September 28, 2004: Study finds that bad driving and unfit vehicles contribute to South Africa’s grim road death figures
DURBAN: Accident rates on South Africa’s roads are among the highest in the world and cost the country over R13 billion each year.
About 10 000 people die, 40 000 are seriously injured and 110 000 are slightly injured in about 500 000 accidents every year.
These startling statistics were presented at the University of KwaZulu-Natal’s Interdisciplinary Accident Research Centre (Uniarc) symposium last week by Des Myers of Phepha International, who is an associate researcher for Uniarc….

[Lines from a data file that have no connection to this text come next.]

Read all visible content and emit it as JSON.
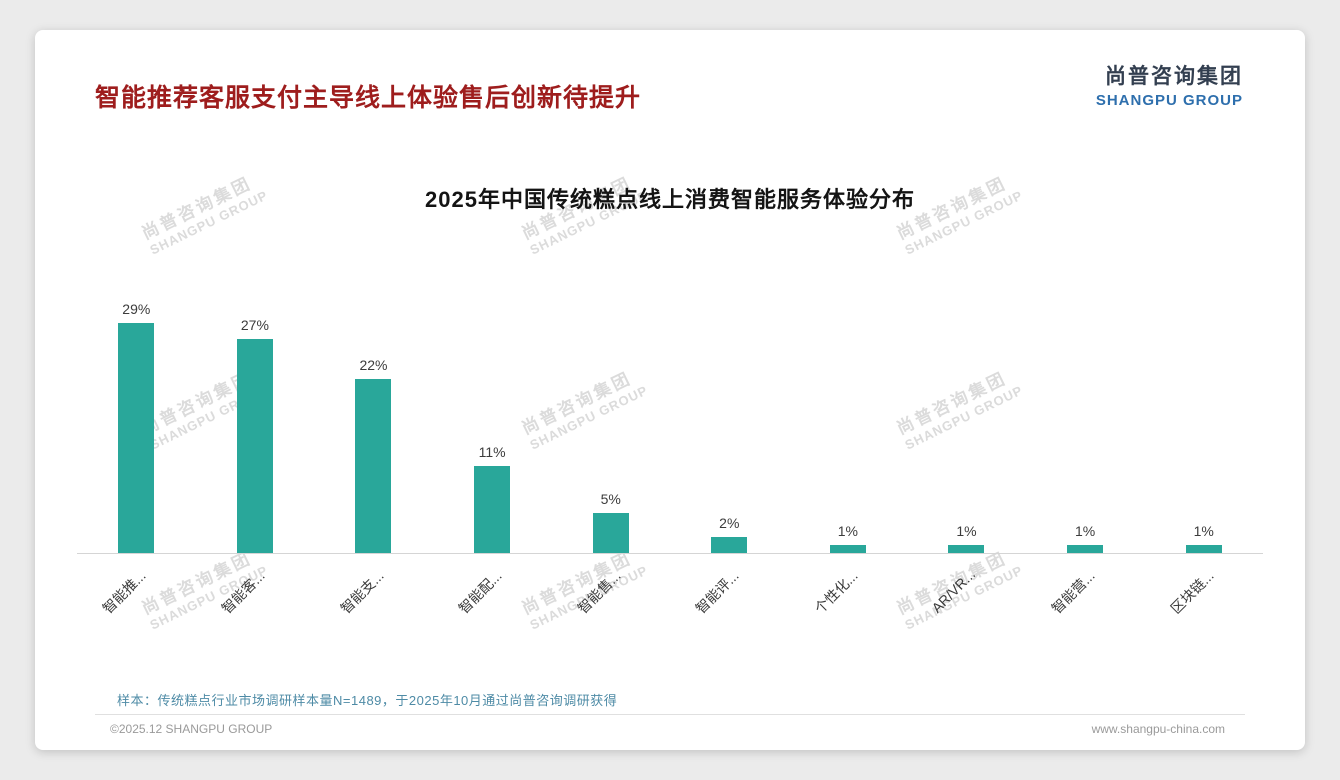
{
  "header": {
    "title": "智能推荐客服支付主导线上体验售后创新待提升",
    "logo": {
      "cn": "尚普咨询集团",
      "en": "SHANGPU GROUP"
    }
  },
  "chart_data": {
    "type": "bar",
    "title": "2025年中国传统糕点线上消费智能服务体验分布",
    "categories": [
      "智能推...",
      "智能客...",
      "智能支...",
      "智能配...",
      "智能售...",
      "智能评...",
      "个性化...",
      "AR/VR...",
      "智能营...",
      "区块链..."
    ],
    "values": [
      29,
      27,
      22,
      11,
      5,
      2,
      1,
      1,
      1,
      1
    ],
    "value_labels": [
      "29%",
      "27%",
      "22%",
      "11%",
      "5%",
      "2%",
      "1%",
      "1%",
      "1%",
      "1%"
    ],
    "unit": "%",
    "ylim": [
      0,
      32
    ],
    "grid": false,
    "legend": false,
    "bar_color": "#29a79a"
  },
  "colors": {
    "title_red": "#9e1d1d",
    "logo_blue": "#2e6fad",
    "footnote_blue": "#4e8ba6",
    "bar_teal": "#29a79a"
  },
  "watermark": {
    "line1": "尚普咨询集团",
    "line2": "SHANGPU GROUP"
  },
  "footnote": "样本：传统糕点行业市场调研样本量N=1489，于2025年10月通过尚普咨询调研获得",
  "footer": {
    "copyright": "©2025.12 SHANGPU GROUP",
    "website": "www.shangpu-china.com"
  }
}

Myers found that most collisions occurred at night and on weekends, with pedestrians making up almost 40% of all road trauma victims.
Over 12% of all victims were children, with the most “at risk group” aged between six and twelve….

Full story, from the Cape Times

DSA Comment: According to the CIA World Fact Book, the population of South Africa is 42.7 million (July 2004 estimate) thus according to Des Myers’ figures, above, the per capita road crash fatality rate is approximately 23.4 and therefore reflects the high death rates experienced in Africa as a whole.

The per capita rates for 30 countries and all 50 American states may be viewed here.

Tanzania

The AfricaOnline website gives a 12-month summary (Sept. 2002)

Uruguay (plus Venezuela, Colombia and Belize)

The 1998 `Review of Traffic Safety – Latin America and Caribbean Region’ funded by the Inter-American Development Bank reported that Uruguay had one of the highest rates of deaths per 10,000 motor vehicles — 33.4 — in Latin America and the Caribbean, ranking in fourth place after Venezuela (58.4), Colombia (54.9), and Belize (34.2).